Tuesday, June 23, 2009

The glamorous art of life and death

At his studio in Gettysburg, the commercial artist Mort Künstler produces Civil War art in the mode of nineteenth-century French history paintings: minutely detailed, with the detail lovingly authenticated in pages of notes, and composed and lighted like tableaux vivants. One reason the South lost the war, we learn from Künstler's oeuvre, is that every time General Lee rode past a church with windows aglow, he stopped to strike a pose. http://americanspiritpublishing.org/gallery/merchant.ihtml

And the ratio of heroic Confederate poses to heroic Union poses seems to be about 5 to 1, probably for the same reason that Loyalist rioters against Romanian immigrants in Belfast model their rhetoric on Hitler rather than Churchill. Glamor loves losers.

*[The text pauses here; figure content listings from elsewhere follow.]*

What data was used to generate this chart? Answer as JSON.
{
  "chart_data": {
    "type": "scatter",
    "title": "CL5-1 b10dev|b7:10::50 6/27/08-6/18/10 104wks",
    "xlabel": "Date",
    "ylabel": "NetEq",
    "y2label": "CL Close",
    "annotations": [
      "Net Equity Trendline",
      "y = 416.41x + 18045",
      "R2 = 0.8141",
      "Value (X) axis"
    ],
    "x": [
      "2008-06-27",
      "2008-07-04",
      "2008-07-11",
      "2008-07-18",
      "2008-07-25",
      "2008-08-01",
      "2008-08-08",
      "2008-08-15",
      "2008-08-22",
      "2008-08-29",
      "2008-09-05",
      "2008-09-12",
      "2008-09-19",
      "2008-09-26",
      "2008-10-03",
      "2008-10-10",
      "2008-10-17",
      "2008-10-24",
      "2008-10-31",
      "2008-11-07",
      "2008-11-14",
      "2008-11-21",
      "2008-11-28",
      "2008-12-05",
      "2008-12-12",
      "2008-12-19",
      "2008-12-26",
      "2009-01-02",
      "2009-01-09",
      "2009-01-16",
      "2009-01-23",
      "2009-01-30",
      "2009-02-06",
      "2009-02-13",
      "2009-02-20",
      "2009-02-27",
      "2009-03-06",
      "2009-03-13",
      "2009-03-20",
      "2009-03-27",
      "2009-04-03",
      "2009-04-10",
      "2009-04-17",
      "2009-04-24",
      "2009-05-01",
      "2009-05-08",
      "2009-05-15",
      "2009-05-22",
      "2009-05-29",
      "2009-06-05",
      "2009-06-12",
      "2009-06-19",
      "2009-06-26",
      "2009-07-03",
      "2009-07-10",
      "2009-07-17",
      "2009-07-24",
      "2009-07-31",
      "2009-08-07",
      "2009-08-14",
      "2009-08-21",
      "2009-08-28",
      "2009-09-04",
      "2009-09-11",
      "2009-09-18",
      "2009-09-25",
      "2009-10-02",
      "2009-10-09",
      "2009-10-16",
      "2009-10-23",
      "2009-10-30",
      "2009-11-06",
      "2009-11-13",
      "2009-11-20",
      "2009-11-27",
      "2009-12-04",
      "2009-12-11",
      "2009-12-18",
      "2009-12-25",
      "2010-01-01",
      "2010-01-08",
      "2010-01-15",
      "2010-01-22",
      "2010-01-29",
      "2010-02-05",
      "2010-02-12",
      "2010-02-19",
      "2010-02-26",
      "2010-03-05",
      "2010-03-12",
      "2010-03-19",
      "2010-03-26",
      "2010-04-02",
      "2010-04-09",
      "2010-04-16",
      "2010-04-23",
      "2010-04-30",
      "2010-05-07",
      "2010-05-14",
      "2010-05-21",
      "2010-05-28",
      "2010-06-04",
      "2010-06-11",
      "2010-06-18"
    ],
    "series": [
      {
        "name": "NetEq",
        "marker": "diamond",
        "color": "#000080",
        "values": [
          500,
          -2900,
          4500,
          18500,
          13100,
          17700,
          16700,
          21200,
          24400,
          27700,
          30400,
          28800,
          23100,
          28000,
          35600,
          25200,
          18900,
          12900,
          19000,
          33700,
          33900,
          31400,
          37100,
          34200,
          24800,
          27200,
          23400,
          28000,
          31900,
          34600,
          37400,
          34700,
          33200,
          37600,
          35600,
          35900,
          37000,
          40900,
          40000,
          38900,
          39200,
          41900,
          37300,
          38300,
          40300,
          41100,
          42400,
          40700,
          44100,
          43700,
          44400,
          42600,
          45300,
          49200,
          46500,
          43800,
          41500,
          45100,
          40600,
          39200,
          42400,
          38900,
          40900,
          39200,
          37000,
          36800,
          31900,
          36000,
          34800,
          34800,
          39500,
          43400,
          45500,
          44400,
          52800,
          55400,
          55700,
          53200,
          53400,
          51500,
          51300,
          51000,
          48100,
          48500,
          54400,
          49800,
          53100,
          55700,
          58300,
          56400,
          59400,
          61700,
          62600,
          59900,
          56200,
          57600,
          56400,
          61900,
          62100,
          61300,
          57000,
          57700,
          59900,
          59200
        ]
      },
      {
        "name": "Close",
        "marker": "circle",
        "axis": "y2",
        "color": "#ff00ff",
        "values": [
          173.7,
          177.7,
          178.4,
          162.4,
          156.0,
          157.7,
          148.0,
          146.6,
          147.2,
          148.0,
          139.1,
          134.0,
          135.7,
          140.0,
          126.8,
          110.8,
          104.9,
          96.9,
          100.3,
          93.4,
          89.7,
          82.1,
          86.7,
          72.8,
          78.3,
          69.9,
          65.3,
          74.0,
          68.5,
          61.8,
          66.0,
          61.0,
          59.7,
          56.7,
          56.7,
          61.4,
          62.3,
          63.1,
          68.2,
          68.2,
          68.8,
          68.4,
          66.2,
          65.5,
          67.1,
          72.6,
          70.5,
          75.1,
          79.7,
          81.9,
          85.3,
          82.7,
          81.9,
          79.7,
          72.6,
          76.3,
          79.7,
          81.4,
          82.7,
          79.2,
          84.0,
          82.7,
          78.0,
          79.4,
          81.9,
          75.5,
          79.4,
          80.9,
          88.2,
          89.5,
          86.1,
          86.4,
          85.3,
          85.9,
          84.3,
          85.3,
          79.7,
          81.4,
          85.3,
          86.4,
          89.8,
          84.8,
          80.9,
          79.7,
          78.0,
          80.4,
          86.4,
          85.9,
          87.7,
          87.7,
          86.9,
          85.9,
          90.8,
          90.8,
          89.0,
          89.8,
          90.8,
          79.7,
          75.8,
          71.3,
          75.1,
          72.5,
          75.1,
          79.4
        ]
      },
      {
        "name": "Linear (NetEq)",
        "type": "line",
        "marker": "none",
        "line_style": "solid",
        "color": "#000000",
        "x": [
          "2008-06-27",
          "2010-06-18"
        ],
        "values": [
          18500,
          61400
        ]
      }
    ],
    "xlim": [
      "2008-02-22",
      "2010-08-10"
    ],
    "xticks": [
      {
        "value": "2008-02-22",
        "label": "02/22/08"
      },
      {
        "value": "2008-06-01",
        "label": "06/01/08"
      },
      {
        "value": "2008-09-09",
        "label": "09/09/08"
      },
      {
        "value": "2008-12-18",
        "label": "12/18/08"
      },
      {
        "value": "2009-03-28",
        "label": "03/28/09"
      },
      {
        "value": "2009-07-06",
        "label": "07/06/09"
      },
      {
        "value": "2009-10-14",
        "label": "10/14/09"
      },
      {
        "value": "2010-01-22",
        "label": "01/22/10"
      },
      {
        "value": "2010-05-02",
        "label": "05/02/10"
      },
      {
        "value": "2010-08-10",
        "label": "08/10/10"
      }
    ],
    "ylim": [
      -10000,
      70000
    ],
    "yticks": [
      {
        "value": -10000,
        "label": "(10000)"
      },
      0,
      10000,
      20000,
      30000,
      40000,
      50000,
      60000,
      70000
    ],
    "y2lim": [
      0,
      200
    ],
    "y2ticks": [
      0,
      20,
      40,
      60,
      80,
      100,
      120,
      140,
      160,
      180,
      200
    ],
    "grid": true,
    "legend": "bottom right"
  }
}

The emotion that suddenly filled the radio announcer Herb Morrison's voice on May 6, 1937, as the zeppelin Hindenburg entered history in a hydrogen pyre, wasn't glamor. Glamor lives to surprise, but part of its fun is our reassuring knowledge that the surprise was prepared in advance and is fully under artistic control. Glamor would have edited Morrison's sobbing cry, "Oh, the humanity and all the passengers." It would have sneered, "Anticlimax" or "Bathos," and then it would have paced off the smoking ground where people had died and rearranged the corpses for better effect.

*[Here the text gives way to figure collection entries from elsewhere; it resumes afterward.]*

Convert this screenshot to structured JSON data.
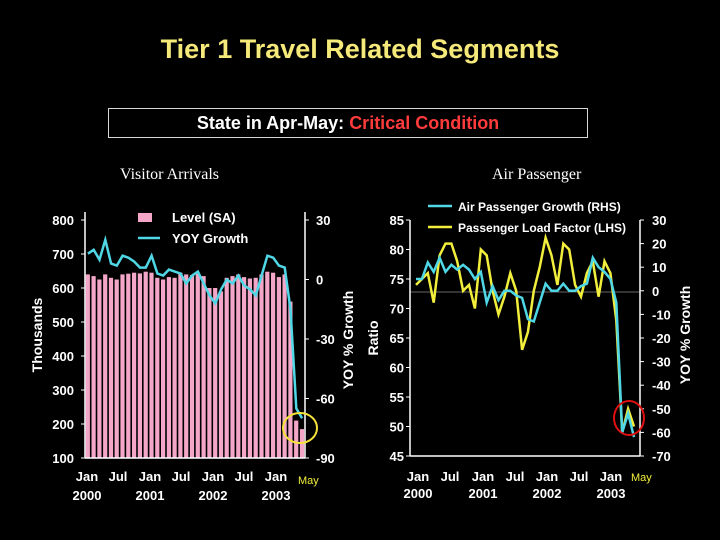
{
  "title": "Tier 1 Travel Related Segments",
  "state": {
    "prefix": "State in Apr-May:",
    "status": "Critical Condition",
    "status_color": "#ff3b3b"
  },
  "colors": {
    "bar": "#f4a6c8",
    "growth": "#4fd7e6",
    "factor": "#f2ee3c",
    "highlight_left": "#f5e23a",
    "highlight_right": "#e01010"
  },
  "chart_data": [
    {
      "type": "bar",
      "panel_title": "Visitor Arrivals",
      "legend": [
        "Level (SA)",
        "YOY Growth"
      ],
      "ylabel": "Thousands",
      "y2label": "YOY % Growth",
      "ylim": [
        100,
        800
      ],
      "y2lim": [
        -90,
        30
      ],
      "yticks": [
        "800",
        "700",
        "600",
        "500",
        "400",
        "300",
        "200",
        "100"
      ],
      "y2ticks": [
        "30",
        "0",
        "-30",
        "-60",
        "-90"
      ],
      "xticks": [
        "Jan",
        "Jul",
        "Jan",
        "Jul",
        "Jan",
        "Jul",
        "Jan"
      ],
      "years": [
        "2000",
        "2001",
        "2002",
        "2003"
      ],
      "annotation": "May",
      "series": [
        {
          "name": "Level (SA)",
          "values": [
            640,
            635,
            625,
            640,
            630,
            625,
            640,
            642,
            645,
            643,
            648,
            645,
            630,
            625,
            632,
            630,
            645,
            640,
            638,
            642,
            635,
            600,
            600,
            590,
            630,
            635,
            640,
            632,
            628,
            630,
            640,
            648,
            645,
            632,
            640,
            560,
            210,
            185
          ]
        },
        {
          "name": "YOY Growth",
          "values": [
            13,
            15,
            10,
            20,
            8,
            7,
            12,
            11,
            9,
            6,
            6,
            12,
            3,
            2,
            5,
            4,
            3,
            -2,
            2,
            4,
            -2,
            -8,
            -12,
            -5,
            0,
            -2,
            2,
            -3,
            -5,
            -8,
            2,
            12,
            11,
            7,
            6,
            -15,
            -65,
            -70
          ]
        }
      ]
    },
    {
      "type": "line",
      "panel_title": "Air Passenger",
      "legend": [
        "Air Passenger Growth (RHS)",
        "Passenger Load Factor (LHS)"
      ],
      "ylabel": "Ratio",
      "y2label": "YOY % Growth",
      "ylim": [
        45,
        85
      ],
      "y2lim": [
        -70,
        30
      ],
      "yticks": [
        "85",
        "80",
        "75",
        "70",
        "65",
        "60",
        "55",
        "50",
        "45"
      ],
      "y2ticks": [
        "30",
        "20",
        "10",
        "0",
        "-10",
        "-20",
        "-30",
        "-40",
        "-50",
        "-60",
        "-70"
      ],
      "xticks": [
        "Jan",
        "Jul",
        "Jan",
        "Jul",
        "Jan",
        "Jul",
        "Jan"
      ],
      "years": [
        "2000",
        "2001",
        "2002",
        "2003"
      ],
      "annotation": "May",
      "series": [
        {
          "name": "Air Passenger Growth (RHS)",
          "values": [
            5,
            5,
            12,
            8,
            14,
            8,
            11,
            9,
            11,
            9,
            5,
            8,
            -5,
            2,
            -4,
            0,
            0,
            -2,
            -3,
            -12,
            -13,
            -5,
            3,
            0,
            0,
            3,
            0,
            0,
            2,
            3,
            14,
            10,
            8,
            5,
            -5,
            -60,
            -52,
            -62
          ]
        },
        {
          "name": "Passenger Load Factor (LHS)",
          "values": [
            74,
            75,
            76,
            71,
            79,
            81,
            81,
            78,
            73,
            74,
            70,
            80,
            79,
            73,
            69,
            72,
            76,
            73,
            63,
            66,
            73,
            77,
            82,
            79,
            74,
            81,
            80,
            74,
            72,
            76,
            78,
            72,
            78,
            76,
            68,
            49,
            53,
            50
          ]
        }
      ]
    }
  ]
}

"Herb Morrison is a kind of artist," glamor would explain, "but my boy is Mort Künstler. Look how Elke Sommer comes blossoming out of her top like a motherly flower."

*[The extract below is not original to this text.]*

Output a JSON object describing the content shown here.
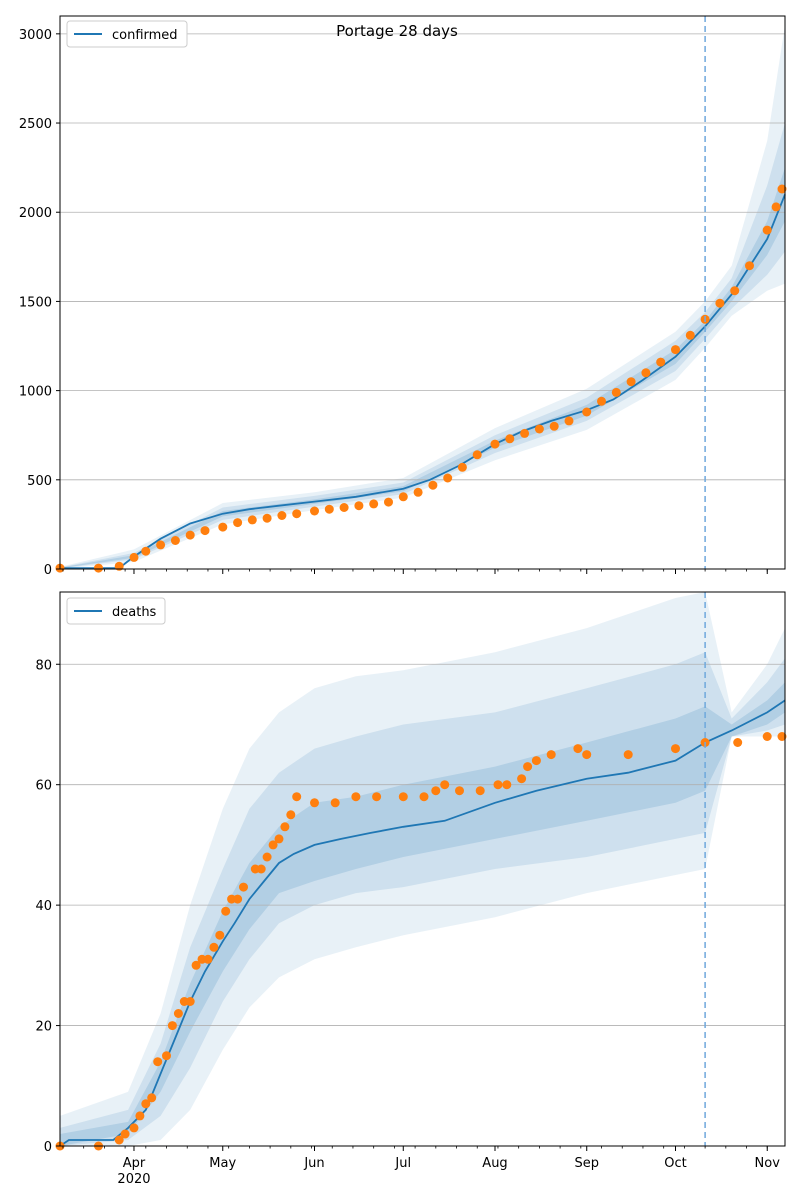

So how are we managing to see the cellphone videos from Iran's women's revolution today, and how will we remember them a year from now? I have no idea how to answer those questions, of course. But if today's moments ever are converted into Künstler images, that may be a sign that freedom will have to be deferred a while longer, because art will still be occupying the playground.